GRÜNE fordern mehr Tempo beim Klimaschutz
Die Klimakrise kostet Österreich schon heuer Milliarden. Und die Rechnung wird jedes Jahr höher. Eine aktuelle Studie des Wegener Centers der Universität Graz zeigt: Wer beim Klimaschutz kürzt, saniert nicht das Budget, sondern verschiebt die Kosten in die Zukunft und macht sie am Ende noch größer. „Die Ausrede, Klimaschutz sei zu teuer, fällt in sich zusammen. Teuer ist nicht der Klimaschutz. Teuer ist das Nichtstun“, kommentiert die GRÜNE Landessprecherin Martina Berthold die Studie.

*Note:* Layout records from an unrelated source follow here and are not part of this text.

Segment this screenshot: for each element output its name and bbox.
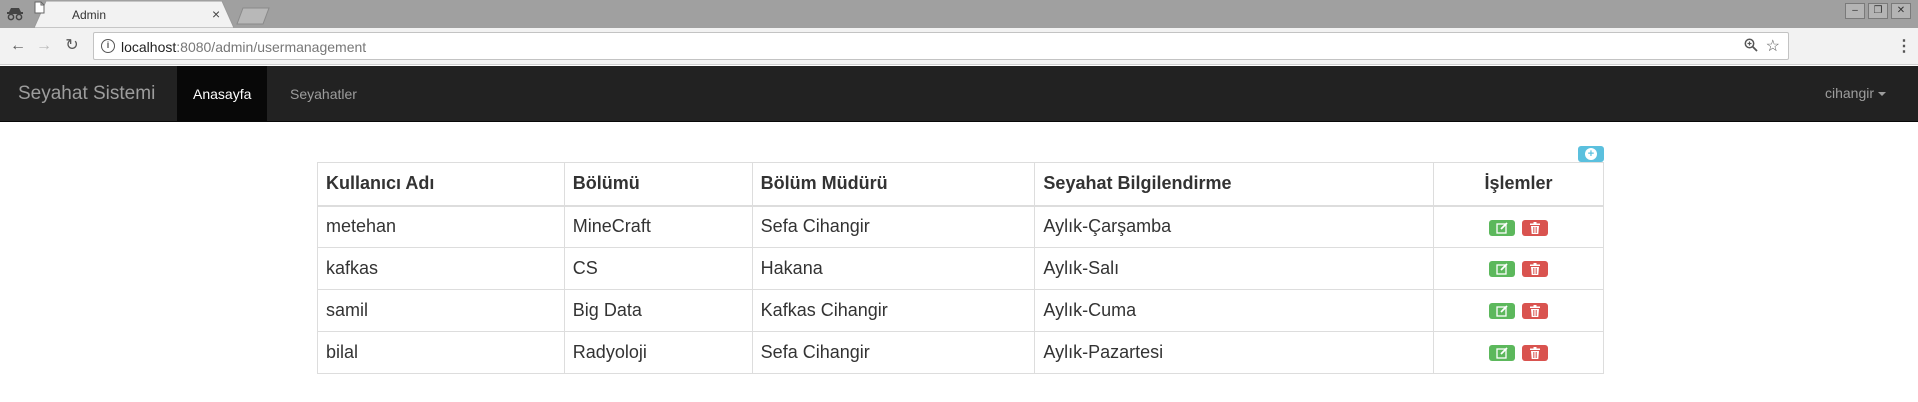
- browser-tabstrip: Admin × – ❐ ✕: [0, 0, 1918, 28]
- cell-username: samil: [317, 289, 565, 332]
- table-row: samil Big Data Kafkas Cihangir Aylık-Cum…: [317, 289, 1604, 332]
- add-user-button[interactable]: +: [1578, 146, 1604, 162]
- trash-icon: [1530, 263, 1541, 276]
- user-table: Kullanıcı Adı Bölümü Bölüm Müdürü Seyaha…: [317, 162, 1604, 374]
- back-icon[interactable]: ←: [8, 36, 28, 56]
- cell-manager: Kafkas Cihangir: [751, 289, 1036, 332]
- cell-username: bilal: [317, 331, 565, 374]
- close-window-icon[interactable]: ✕: [1891, 3, 1911, 19]
- nav-item-anasayfa[interactable]: Anasayfa: [177, 66, 268, 122]
- nav-item-seyahatler[interactable]: Seyahatler: [274, 66, 373, 122]
- incognito-icon: [7, 8, 23, 21]
- delete-button[interactable]: [1522, 261, 1549, 278]
- trash-icon: [1530, 305, 1541, 318]
- table-row: metehan MineCraft Sefa Cihangir Aylık-Ça…: [317, 205, 1604, 248]
- cell-department: Big Data: [563, 289, 753, 332]
- delete-button[interactable]: [1522, 345, 1549, 362]
- zoom-icon[interactable]: [1744, 38, 1758, 55]
- tab-close-icon[interactable]: ×: [212, 6, 220, 22]
- page-icon: [34, 1, 45, 14]
- forward-icon[interactable]: →: [34, 36, 54, 56]
- edit-icon: [1496, 347, 1508, 359]
- cell-username: kafkas: [317, 247, 565, 290]
- table-row: bilal Radyoloji Sefa Cihangir Aylık-Paza…: [317, 331, 1604, 374]
- bookmark-star-icon[interactable]: ☆: [1766, 36, 1780, 56]
- table-row: kafkas CS Hakana Aylık-Salı: [317, 247, 1604, 290]
- cell-actions: [1433, 247, 1604, 290]
- url-text: localhost:8080/admin/usermanagement: [121, 39, 366, 55]
- user-dropdown[interactable]: cihangir: [1825, 85, 1886, 101]
- edit-button[interactable]: [1489, 303, 1516, 320]
- cell-department: MineCraft: [563, 205, 753, 248]
- edit-button[interactable]: [1489, 345, 1516, 362]
- brand-link[interactable]: Seyahat Sistemi: [18, 83, 155, 105]
- cell-manager: Hakana: [751, 247, 1036, 290]
- edit-icon: [1496, 305, 1508, 317]
- cell-department: Radyoloji: [563, 331, 753, 374]
- cell-travel-info: Aylık-Cuma: [1034, 289, 1435, 332]
- user-name: cihangir: [1824, 85, 1874, 101]
- table-header-row: Kullanıcı Adı Bölümü Bölüm Müdürü Seyaha…: [317, 162, 1604, 207]
- app-navbar: Seyahat Sistemi Anasayfa Seyahatler ciha…: [0, 66, 1918, 122]
- browser-menu-icon[interactable]: ⋮: [1896, 36, 1912, 56]
- tab-title: Admin: [72, 8, 107, 22]
- delete-button[interactable]: [1522, 303, 1549, 320]
- edit-button[interactable]: [1489, 261, 1516, 278]
- edit-icon: [1496, 263, 1508, 275]
- browser-tab-admin[interactable]: Admin ×: [34, 1, 234, 28]
- cell-travel-info: Aylık-Salı: [1034, 247, 1435, 290]
- cell-actions: [1433, 331, 1604, 374]
- cell-actions: [1433, 289, 1604, 332]
- header-username: Kullanıcı Adı: [317, 162, 565, 207]
- new-tab-button[interactable]: [236, 7, 270, 25]
- cell-actions: [1433, 205, 1604, 248]
- cell-manager: Sefa Cihangir: [751, 331, 1036, 374]
- header-actions: İşlemler: [1433, 162, 1604, 207]
- plus-circle-icon: +: [1585, 148, 1597, 160]
- restore-icon[interactable]: ❐: [1868, 3, 1888, 19]
- edit-button[interactable]: [1489, 219, 1516, 236]
- caret-down-icon: [1878, 92, 1886, 97]
- trash-icon: [1530, 221, 1541, 234]
- minimize-icon[interactable]: –: [1845, 3, 1865, 19]
- reload-icon[interactable]: ↻: [62, 36, 82, 56]
- cell-travel-info: Aylık-Pazartesi: [1034, 331, 1435, 374]
- cell-department: CS: [563, 247, 753, 290]
- header-department: Bölümü: [563, 162, 753, 207]
- info-icon[interactable]: i: [101, 39, 115, 53]
- url-path: :8080/admin/usermanagement: [176, 39, 367, 55]
- header-travel-info: Seyahat Bilgilendirme: [1034, 162, 1435, 207]
- url-host: localhost: [121, 39, 177, 55]
- delete-button[interactable]: [1522, 219, 1549, 236]
- header-manager: Bölüm Müdürü: [751, 162, 1036, 207]
- cell-travel-info: Aylık-Çarşamba: [1034, 205, 1435, 248]
- cell-username: metehan: [317, 205, 565, 248]
- address-bar[interactable]: i localhost:8080/admin/usermanagement ☆: [93, 32, 1789, 60]
- cell-manager: Sefa Cihangir: [751, 205, 1036, 248]
- edit-icon: [1496, 221, 1508, 234]
- browser-toolbar: ← → ↻ i localhost:8080/admin/usermanagem…: [0, 28, 1918, 65]
- trash-icon: [1530, 347, 1541, 360]
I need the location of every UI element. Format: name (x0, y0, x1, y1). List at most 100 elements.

Die Untersuchung rechnet vor, dass die entsprechenden jährlichen Kosten für Österreich bereits für 2030 mit gut 10 Milliarden Euro geschätzt werden. Für 2050 wurde ein Anstieg auf rund 20 Milliarden Euro jährlich prognostiziert. In die Berechnung fließen unter anderem Wertschöpfungsverluste durch fossile Energieimporte, klimaschädliche Förderungen, wetter- und klimabedingte Schäden sowie Kosten für die Anpassung an den Klimawandel ein. Für Berthold zeigt diese Studie klar: „Wer heute beim Klimaschutz kürzt, zahlt morgen doppelt und dreifach. Das ist Geld, das dann wieder bei der Pflege und der Kinderbetreuung fehlt. Was ÖVP und FPÖ uns als Sparpaket verkaufen, landet am Ende als Rechnung bei den Menschen in Salzburg.“
Dabei spürt Salzburg die Folgen der Klimakrise aktuell deutlich: Die Hitze belastet ältere Menschen, Kinder und Beschäftigte im Freien, während die Dürre Landwirtschaft und Wasserversorgung unter Druck setzt. Gleichzeitig gefährden Hochwasser und Muren Häuser, Betriebe und Infrastruktur. „Jeder Euro, den wir heute für erneuerbare Energien, für klimafitte Sanierungen und für die Mobilitätswende ausgeben, ist eine Zukunftsinvestition, die sich mehrfach auszahlt“, so Berthold. Sie fordert daher für Salzburg mehr Tempo beim Ausbau von erneuerbaren Energien und Speichern, eine Öffnung der Sanierungsförderung und bessere Öffis.